Low-dissipation finite element strategy for low Mach number reacting flows

Abstract The present paper extends the conservative finite element convective scheme proposed by Charnyi et al.(Journal of Computational Physics 337, 2017, 289 - 308) originally formulated for incompressible flows to the low Mach regime. Similar to Lehmkuhl et al.(Journal of Computational Physics 390, 2019, 51 - 65) stabilisation is only introduced for the continuity equation by means of a non-incremental fractional-step method, modified in order to account for variable density flows. The final scheme preserves momentum and angular momentum for variable density flows. The error of kinetic energy conservation is of order O ( δ t h k + 1 ) , thus dissipation is limited. Standard stabilised finite elements are used for the scalars.

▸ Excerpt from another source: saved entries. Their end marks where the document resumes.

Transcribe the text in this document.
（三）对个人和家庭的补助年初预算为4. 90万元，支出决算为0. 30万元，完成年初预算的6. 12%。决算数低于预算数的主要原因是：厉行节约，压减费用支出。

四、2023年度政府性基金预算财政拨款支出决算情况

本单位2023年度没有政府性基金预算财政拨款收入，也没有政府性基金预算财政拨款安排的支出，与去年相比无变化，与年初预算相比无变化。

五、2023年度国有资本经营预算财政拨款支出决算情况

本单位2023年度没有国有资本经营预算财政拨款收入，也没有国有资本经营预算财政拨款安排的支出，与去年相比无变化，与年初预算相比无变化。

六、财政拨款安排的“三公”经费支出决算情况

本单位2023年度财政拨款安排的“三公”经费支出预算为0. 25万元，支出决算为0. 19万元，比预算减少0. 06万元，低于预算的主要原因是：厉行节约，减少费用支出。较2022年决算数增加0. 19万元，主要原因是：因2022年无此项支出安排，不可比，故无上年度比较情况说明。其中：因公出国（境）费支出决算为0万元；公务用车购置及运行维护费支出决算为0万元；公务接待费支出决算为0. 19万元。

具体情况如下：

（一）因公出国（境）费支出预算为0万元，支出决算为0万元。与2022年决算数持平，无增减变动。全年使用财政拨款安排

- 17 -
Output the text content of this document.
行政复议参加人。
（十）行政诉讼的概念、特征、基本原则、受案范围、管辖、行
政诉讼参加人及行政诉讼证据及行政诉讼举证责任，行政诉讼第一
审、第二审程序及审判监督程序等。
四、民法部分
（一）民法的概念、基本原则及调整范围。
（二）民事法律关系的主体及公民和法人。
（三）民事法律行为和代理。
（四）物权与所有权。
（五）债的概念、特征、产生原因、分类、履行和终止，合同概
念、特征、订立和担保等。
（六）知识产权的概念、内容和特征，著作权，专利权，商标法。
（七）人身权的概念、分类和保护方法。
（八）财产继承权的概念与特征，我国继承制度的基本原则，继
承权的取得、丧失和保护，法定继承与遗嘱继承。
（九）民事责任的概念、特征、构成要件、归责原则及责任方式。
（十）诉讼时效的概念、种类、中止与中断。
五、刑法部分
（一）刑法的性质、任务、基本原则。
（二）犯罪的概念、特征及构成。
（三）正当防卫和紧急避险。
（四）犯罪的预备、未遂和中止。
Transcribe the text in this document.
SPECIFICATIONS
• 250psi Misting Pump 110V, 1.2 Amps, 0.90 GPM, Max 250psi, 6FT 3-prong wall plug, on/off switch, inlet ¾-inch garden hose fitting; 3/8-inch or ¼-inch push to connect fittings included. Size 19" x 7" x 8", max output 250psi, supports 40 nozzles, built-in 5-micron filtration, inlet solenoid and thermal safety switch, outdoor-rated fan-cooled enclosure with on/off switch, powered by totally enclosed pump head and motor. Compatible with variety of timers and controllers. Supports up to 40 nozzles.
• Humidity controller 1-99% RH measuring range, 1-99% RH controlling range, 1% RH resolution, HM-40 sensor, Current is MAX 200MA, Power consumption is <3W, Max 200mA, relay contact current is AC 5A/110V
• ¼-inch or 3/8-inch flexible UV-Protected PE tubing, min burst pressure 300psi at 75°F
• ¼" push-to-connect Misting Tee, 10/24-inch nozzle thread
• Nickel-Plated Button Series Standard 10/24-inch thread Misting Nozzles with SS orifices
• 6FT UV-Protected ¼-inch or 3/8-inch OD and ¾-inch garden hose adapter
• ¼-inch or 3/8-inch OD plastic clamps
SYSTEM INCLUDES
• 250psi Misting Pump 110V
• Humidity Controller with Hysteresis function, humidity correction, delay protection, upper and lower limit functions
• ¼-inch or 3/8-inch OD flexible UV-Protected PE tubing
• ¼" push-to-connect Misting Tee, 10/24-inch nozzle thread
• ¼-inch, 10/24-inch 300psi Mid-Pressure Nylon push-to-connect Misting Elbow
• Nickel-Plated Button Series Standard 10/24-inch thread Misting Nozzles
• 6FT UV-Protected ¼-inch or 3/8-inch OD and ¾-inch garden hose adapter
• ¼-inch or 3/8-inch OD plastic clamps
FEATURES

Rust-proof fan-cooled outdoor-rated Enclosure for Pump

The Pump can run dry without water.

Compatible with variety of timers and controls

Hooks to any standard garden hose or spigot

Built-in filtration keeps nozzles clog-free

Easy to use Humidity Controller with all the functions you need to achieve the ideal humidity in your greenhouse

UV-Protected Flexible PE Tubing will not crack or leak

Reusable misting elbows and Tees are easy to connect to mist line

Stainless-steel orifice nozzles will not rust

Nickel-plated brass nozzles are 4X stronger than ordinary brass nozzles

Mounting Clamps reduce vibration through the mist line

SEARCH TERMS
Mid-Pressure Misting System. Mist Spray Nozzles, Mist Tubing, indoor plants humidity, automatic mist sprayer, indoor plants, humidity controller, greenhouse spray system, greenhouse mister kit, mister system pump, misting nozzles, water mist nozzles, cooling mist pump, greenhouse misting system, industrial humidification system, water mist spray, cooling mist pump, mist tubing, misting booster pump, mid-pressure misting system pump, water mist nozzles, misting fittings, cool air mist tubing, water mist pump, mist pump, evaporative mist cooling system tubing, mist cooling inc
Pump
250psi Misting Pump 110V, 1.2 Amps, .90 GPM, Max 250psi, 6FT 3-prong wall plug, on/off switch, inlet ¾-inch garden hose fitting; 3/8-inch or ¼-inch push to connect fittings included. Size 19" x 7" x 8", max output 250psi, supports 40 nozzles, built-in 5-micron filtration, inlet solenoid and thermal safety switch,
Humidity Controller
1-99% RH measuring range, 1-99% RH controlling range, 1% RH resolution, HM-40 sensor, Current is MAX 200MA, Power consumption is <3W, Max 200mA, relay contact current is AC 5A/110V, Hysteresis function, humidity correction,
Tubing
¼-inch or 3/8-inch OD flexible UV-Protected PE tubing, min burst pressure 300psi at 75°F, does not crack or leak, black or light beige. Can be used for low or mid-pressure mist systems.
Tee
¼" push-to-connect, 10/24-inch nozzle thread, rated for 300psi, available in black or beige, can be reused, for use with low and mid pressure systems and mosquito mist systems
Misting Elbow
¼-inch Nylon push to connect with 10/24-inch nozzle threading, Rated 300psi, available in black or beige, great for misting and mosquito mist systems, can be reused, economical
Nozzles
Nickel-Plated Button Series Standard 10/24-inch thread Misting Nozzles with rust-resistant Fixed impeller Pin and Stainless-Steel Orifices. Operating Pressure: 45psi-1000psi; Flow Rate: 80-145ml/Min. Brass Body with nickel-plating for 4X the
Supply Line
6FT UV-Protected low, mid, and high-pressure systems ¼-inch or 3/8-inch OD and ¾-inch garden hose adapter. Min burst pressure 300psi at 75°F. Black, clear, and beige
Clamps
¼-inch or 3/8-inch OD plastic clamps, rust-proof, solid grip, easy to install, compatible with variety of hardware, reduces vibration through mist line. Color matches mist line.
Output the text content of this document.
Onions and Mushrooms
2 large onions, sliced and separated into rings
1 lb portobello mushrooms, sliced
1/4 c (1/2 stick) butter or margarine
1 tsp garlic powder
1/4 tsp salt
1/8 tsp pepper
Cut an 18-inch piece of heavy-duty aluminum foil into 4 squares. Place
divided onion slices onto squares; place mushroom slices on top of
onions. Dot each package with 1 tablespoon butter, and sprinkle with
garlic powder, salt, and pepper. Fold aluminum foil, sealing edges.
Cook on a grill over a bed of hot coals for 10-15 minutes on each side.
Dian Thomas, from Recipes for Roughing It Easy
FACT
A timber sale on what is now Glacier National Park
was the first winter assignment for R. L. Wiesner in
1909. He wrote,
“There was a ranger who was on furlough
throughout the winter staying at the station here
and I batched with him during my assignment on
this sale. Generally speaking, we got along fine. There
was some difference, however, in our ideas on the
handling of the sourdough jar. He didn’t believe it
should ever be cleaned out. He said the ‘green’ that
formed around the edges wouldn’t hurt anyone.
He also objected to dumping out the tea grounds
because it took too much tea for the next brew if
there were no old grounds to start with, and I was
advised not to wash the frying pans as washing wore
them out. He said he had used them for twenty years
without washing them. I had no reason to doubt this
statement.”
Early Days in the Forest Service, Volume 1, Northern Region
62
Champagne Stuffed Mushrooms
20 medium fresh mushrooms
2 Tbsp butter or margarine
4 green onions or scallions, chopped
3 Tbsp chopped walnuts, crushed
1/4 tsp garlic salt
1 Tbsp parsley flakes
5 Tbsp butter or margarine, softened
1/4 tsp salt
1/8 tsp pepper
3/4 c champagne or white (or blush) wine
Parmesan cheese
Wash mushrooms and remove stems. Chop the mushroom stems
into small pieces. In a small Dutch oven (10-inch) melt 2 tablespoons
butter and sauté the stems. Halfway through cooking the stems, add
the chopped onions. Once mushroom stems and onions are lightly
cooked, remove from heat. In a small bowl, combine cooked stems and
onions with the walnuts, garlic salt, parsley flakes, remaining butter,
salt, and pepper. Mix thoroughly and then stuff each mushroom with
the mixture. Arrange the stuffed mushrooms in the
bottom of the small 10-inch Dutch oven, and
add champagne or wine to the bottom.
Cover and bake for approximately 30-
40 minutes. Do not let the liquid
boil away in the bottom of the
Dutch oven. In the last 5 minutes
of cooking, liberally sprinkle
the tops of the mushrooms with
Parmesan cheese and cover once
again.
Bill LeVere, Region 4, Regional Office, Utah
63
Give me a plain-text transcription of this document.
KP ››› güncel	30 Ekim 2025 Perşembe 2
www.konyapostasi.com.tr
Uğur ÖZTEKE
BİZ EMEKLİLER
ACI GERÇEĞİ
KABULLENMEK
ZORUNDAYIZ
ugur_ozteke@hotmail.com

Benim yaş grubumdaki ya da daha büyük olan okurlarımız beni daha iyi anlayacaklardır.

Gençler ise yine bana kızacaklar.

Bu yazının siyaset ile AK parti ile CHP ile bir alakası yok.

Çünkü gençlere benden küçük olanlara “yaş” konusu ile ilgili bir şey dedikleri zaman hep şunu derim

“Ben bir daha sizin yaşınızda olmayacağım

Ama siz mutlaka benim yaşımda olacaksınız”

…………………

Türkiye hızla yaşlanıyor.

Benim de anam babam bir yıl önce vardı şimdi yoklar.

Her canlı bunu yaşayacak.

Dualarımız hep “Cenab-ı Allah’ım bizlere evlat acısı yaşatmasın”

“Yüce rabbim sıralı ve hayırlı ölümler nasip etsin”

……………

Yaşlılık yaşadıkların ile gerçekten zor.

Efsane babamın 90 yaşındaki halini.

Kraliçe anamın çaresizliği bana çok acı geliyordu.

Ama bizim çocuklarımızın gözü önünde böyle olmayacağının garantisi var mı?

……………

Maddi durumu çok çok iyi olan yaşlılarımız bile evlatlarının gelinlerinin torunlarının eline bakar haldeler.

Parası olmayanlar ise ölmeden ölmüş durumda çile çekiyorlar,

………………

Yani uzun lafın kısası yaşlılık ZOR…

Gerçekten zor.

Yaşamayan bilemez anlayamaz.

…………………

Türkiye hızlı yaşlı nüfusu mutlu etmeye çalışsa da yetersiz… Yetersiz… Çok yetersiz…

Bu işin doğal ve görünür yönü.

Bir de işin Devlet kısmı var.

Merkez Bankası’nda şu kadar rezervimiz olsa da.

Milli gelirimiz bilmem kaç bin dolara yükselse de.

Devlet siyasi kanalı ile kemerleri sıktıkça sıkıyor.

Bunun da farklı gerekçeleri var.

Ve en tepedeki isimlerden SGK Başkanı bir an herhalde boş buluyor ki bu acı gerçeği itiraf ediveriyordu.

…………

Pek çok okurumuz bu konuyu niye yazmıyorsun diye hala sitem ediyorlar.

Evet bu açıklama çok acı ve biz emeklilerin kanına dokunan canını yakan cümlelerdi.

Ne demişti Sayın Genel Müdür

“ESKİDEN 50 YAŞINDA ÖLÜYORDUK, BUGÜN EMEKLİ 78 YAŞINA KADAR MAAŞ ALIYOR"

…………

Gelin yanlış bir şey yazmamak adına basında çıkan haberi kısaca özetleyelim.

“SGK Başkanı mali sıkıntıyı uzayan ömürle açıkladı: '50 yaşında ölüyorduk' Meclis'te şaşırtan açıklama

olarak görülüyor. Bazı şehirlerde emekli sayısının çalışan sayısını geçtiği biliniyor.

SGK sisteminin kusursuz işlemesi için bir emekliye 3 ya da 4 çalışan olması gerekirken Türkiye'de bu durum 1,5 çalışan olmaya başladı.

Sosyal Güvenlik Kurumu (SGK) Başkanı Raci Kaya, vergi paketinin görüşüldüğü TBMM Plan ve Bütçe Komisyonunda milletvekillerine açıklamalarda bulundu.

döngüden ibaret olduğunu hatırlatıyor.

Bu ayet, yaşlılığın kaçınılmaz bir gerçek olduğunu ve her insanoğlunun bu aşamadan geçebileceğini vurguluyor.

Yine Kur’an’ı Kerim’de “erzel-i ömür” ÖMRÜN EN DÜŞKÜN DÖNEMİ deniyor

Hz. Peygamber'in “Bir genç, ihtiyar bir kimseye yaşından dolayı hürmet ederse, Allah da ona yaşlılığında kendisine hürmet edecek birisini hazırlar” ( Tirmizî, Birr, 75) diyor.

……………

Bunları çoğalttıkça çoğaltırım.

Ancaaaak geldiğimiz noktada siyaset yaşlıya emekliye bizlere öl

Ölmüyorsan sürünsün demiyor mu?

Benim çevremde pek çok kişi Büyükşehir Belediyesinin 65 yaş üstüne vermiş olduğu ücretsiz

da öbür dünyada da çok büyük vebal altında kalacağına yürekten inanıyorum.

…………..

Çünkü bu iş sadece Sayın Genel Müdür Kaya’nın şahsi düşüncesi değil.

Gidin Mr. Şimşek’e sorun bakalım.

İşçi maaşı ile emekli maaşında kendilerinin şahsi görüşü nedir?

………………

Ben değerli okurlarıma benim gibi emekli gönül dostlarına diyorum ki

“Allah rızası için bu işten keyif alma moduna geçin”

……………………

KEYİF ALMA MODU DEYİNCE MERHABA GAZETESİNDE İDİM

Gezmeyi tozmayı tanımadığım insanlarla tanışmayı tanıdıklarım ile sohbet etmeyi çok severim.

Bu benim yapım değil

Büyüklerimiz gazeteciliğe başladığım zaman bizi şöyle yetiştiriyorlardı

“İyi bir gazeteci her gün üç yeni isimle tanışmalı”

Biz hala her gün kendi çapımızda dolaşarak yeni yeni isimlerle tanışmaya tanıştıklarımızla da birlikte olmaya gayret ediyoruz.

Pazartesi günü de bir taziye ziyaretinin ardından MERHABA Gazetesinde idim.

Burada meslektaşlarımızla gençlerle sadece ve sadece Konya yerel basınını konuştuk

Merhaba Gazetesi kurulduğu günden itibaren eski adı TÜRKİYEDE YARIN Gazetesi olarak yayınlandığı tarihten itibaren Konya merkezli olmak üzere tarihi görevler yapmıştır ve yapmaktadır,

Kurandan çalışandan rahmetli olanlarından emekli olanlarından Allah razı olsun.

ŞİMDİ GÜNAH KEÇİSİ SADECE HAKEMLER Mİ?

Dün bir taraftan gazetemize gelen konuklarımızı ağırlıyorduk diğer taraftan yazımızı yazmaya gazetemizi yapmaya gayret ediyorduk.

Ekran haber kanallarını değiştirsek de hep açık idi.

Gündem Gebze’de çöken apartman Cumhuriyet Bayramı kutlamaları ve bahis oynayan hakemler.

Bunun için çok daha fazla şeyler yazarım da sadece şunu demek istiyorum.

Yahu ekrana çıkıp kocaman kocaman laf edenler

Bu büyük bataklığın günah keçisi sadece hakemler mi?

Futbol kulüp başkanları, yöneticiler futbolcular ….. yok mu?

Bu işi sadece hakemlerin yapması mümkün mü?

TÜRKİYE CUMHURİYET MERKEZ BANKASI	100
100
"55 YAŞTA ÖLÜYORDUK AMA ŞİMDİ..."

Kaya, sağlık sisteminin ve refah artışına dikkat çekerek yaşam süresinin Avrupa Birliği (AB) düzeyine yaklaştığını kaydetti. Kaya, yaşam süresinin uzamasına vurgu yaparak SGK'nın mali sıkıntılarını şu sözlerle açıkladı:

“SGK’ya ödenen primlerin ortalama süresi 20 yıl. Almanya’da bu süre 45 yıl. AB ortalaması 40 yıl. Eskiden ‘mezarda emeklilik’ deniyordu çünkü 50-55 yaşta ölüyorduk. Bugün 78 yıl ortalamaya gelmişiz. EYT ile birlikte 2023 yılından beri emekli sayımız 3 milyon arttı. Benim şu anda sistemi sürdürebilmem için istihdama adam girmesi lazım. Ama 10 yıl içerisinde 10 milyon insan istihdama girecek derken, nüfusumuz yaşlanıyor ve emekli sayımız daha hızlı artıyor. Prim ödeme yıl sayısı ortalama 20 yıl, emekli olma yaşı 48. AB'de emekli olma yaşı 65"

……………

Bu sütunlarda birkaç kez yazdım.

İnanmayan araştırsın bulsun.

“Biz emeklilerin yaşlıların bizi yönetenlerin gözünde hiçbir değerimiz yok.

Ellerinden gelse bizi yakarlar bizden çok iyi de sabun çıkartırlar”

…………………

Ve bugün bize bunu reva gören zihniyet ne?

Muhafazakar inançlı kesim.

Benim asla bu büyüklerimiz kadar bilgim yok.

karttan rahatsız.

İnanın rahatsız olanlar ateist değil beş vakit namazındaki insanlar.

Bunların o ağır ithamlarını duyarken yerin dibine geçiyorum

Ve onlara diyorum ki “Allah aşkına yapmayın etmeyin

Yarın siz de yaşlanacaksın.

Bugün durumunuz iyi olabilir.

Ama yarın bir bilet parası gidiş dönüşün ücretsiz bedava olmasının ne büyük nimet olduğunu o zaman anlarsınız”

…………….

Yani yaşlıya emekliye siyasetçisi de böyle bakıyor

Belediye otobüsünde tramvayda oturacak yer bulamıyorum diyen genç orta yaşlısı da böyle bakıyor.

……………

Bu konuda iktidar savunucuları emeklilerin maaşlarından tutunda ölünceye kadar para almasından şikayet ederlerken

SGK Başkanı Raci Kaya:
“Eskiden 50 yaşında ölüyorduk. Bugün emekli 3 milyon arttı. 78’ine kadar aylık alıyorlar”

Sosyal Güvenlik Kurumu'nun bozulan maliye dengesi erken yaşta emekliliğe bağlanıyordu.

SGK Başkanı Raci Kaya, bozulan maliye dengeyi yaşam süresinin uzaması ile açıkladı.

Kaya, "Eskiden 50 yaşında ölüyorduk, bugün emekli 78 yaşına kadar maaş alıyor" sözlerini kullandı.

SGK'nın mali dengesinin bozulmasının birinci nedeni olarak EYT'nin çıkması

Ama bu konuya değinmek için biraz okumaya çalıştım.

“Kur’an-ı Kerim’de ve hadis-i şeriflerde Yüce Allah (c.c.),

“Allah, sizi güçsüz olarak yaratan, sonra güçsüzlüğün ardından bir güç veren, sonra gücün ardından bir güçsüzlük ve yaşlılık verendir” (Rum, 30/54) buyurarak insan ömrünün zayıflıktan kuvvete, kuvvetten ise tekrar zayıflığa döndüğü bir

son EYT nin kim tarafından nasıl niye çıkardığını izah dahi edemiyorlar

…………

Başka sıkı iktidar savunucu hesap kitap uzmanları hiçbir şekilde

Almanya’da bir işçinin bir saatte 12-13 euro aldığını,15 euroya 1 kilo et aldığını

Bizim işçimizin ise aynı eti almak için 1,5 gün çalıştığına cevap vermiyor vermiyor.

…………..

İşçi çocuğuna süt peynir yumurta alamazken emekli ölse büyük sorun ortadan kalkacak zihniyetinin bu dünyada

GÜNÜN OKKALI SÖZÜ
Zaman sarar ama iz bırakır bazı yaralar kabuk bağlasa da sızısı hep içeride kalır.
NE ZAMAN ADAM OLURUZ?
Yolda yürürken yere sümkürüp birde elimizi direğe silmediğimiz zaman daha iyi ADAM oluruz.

Time integration is carried out by means of an explicit third order Runge-Kutta scheme for all equations. The proposed strategy is tested on a set of relevant cases with available reference data using large-eddy simulations. First, an anisothermal turbulent channel flow is assessed. Later, a technically premixed turbulent flame in a swirl-stabilized configuration is considered. And finally, a turbulent jet diffusion flame in a low-velocity co-flow has been studied. In all cases the performance of the presented low Mach formulation is fairly good, showing better accuracy than skew-symmetric like strategies.